DNA methylation at birth and fine motor ability in childhood: an epigenome-wide association study with replication

Lower fine motor performance in childhood has been associated with poorer cognitive development and neurodevelopmental conditions such as autism spectrum disorder, yet, biological underpinnings remain unclear. DNA methylation (DNAm), an essential process for healthy neurodevelopment, is a key molecular system of interest. In this study, we conducted the first epigenome-wide association study of neonatal DNAm with childhood fine motor ability and further examined the replicability of epigenetic markers in an independent cohort. The discovery study was embedded in Generation R, a large population-based prospective cohort, including a subsample of 924 ~ 1026 European-ancestry singletons with available data on DNAm in cord blood and fine motor ability at a mean (SD) age of 9.8 (0.4) years. Fine motor ability was measured using a finger-tapping test (3 subtests including left-, right-hand and bimanual), one of the most frequently used neuropsychological instruments of fine motor function. The replication study comprised 326 children with a mean (SD) age of 6.8 (0.4) years from an independent cohort, the INfancia Medio Ambiente (INMA) study. Four CpG sites at birth were prospectively associated with childhood fine motor ability after genome-wide correction. Of these, one CpG (cg07783800 in GNG4) was replicated in INMA, showing that lower levels of methylation at this site were associated with lower fine motor performance in both cohorts. GNG4 is highly expressed in the brain and has been implicated in cognitive decline. Our findings support a prospective, reproducible association between DNAm at birth and fine motor ability in childhood, pointing to GNG4 methylation at birth as a potential biomarker of fine motor ability.
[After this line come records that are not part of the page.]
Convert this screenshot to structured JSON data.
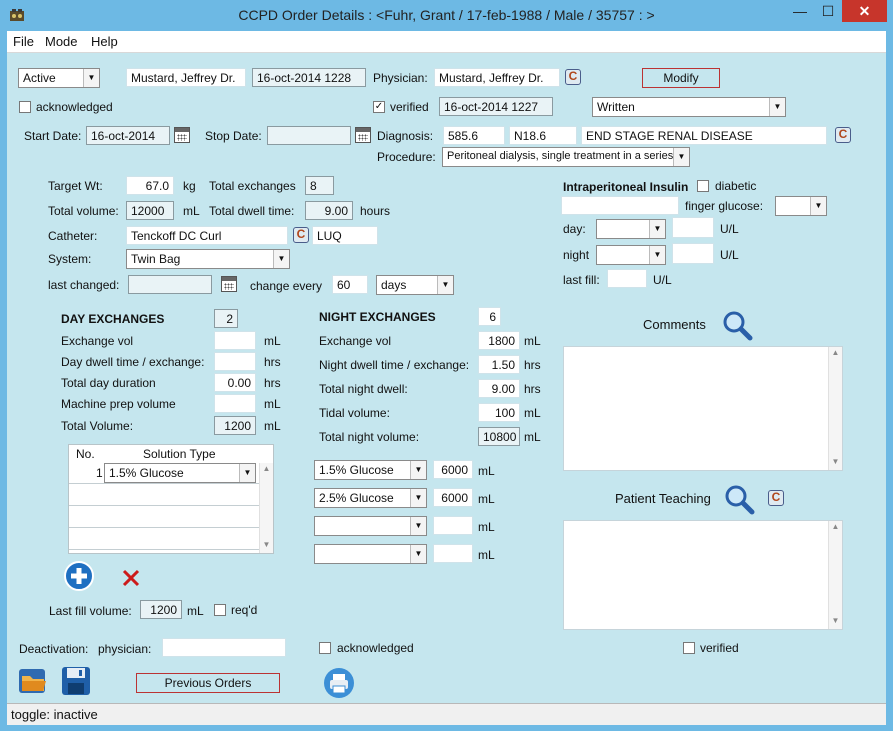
{
  "window": {
    "title": "CCPD Order Details :   <Fuhr, Grant  / 17-feb-1988 / Male / 35757 : >",
    "min": "—",
    "max": "☐",
    "close": "✕"
  },
  "menu": [
    "File",
    "Mode",
    "Help"
  ],
  "header": {
    "status_value": "Active",
    "ordered_by": "Mustard, Jeffrey Dr.",
    "ordered_date": "16-oct-2014 1228",
    "physician_label": "Physician:",
    "physician_value": "Mustard, Jeffrey Dr.",
    "modify_label": "Modify",
    "acknowledged_label": "acknowledged",
    "verified_label": "verified",
    "verified_checked": "✓",
    "verified_date": "16-oct-2014 1227",
    "order_type_value": "Written",
    "start_date_label": "Start Date:",
    "start_date_value": "16-oct-2014",
    "stop_date_label": "Stop Date:",
    "stop_date_value": "",
    "diagnosis_label": "Diagnosis:",
    "diagnosis_code1": "585.6",
    "diagnosis_code2": "N18.6",
    "diagnosis_text": "END STAGE RENAL DISEASE",
    "procedure_label": "Procedure:",
    "procedure_value": "Peritoneal dialysis, single treatment in a series"
  },
  "prescription": {
    "target_wt_label": "Target Wt:",
    "target_wt_value": "67.0",
    "target_wt_unit": "kg",
    "total_exchanges_label": "Total exchanges",
    "total_exchanges_value": "8",
    "total_volume_label": "Total volume:",
    "total_volume_value": "12000",
    "total_volume_unit": "mL",
    "total_dwell_label": "Total dwell time:",
    "total_dwell_value": "9.00",
    "total_dwell_unit": "hours",
    "catheter_label": "Catheter:",
    "catheter_value": "Tenckoff DC Curl",
    "catheter_site": "LUQ",
    "system_label": "System:",
    "system_value": "Twin Bag",
    "last_changed_label": "last changed:",
    "last_changed_value": "",
    "change_every_label": "change every",
    "change_every_value": "60",
    "change_every_unit": "days"
  },
  "insulin": {
    "title": "Intraperitoneal Insulin",
    "diabetic_label": "diabetic",
    "finger_glucose_label": "finger glucose:",
    "day_label": "day:",
    "night_label": "night",
    "last_fill_label": "last fill:",
    "unit": "U/L"
  },
  "day_exchanges": {
    "title": "DAY EXCHANGES",
    "count": "2",
    "exchange_vol_label": "Exchange vol",
    "dwell_label": "Day dwell time / exchange:",
    "duration_label": "Total day duration",
    "duration_value": "0.00",
    "prep_label": "Machine prep volume",
    "total_volume_label": "Total Volume:",
    "total_volume_value": "1200",
    "ml": "mL",
    "hrs": "hrs"
  },
  "solution_grid": {
    "col_no": "No.",
    "col_type": "Solution Type",
    "rows": [
      {
        "no": "1",
        "type": "1.5% Glucose"
      }
    ]
  },
  "night_exchanges": {
    "title": "NIGHT EXCHANGES",
    "count": "6",
    "exchange_vol_label": "Exchange vol",
    "exchange_vol_value": "1800",
    "dwell_label": "Night dwell time / exchange:",
    "dwell_value": "1.50",
    "total_dwell_label": "Total night dwell:",
    "total_dwell_value": "9.00",
    "tidal_label": "Tidal volume:",
    "tidal_value": "100",
    "total_volume_label": "Total night volume:",
    "total_volume_value": "10800",
    "ml": "mL",
    "hrs": "hrs",
    "solutions": [
      {
        "type": "1.5% Glucose",
        "volume": "6000"
      },
      {
        "type": "2.5% Glucose",
        "volume": "6000"
      },
      {
        "type": "",
        "volume": ""
      },
      {
        "type": "",
        "volume": ""
      }
    ]
  },
  "last_fill": {
    "label": "Last fill volume:",
    "value": "1200",
    "unit": "mL",
    "reqd_label": "req'd"
  },
  "comments": {
    "label": "Comments"
  },
  "teaching": {
    "label": "Patient Teaching"
  },
  "deactivation": {
    "label": "Deactivation:",
    "physician_label": "physician:",
    "acknowledged_label": "acknowledged",
    "verified_label": "verified"
  },
  "footer": {
    "previous_orders_label": "Previous Orders",
    "status_text": "toggle: inactive"
  },
  "colors": {
    "panel": "#c5e6ee",
    "titlebar": "#6db9e4",
    "accent_outline": "#b33333"
  }
}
儿童期精细运动功能低下与认知发育迟缓及自闭症谱系障碍等神经发育疾病存在关联，但其生物学基础仍未明确。DNA甲基化（DNA methylation, DNAm）是健康神经发育的关键过程，也是本研究重点关注的核心分子系统。本研究首次开展了新生儿DNA甲基化与儿童精细运动能力的全表观基因组关联研究，并在独立队列中验证了表观遗传标记的可重复性。本研究的发现队列嵌入于大型人群前瞻性队列Generation R，纳入924至1026名欧洲血统单胎婴儿的子样本，所有研究对象均具备脐带血DNA甲基化数据，且在平均年龄9.8（标准差0.4）岁时完成了精细运动能力评估。精细运动能力采用手指敲击测试进行测评，该测试包含左手、右手及双手协同三项子任务，是目前最常用的精细运动功能神经心理学评估工具之一。本研究的验证队列纳入来自独立队列INfancia Medio Ambiente（INMA）研究的326名儿童，其平均测评年龄为6.8（标准差0.4）岁。经全基因组校正后，共有4个出生时的CpG位点与儿童精细运动能力呈现前瞻性关联。其中位于GNG4基因的cg07783800位点在INMA队列中得到了重复验证，结果显示该位点较低的甲基化水平在两个队列中均与更差的精细运动表现相关。GNG4在大脑中高表达，且既往研究提示其与认知衰退存在关联。本研究结果证实了新生儿出生时的DNA甲基化水平与儿童期精细运动能力之间存在前瞻性且可重复的关联，提示出生时GNG4基因的甲基化水平可作为精细运动能力的潜在生物标志物。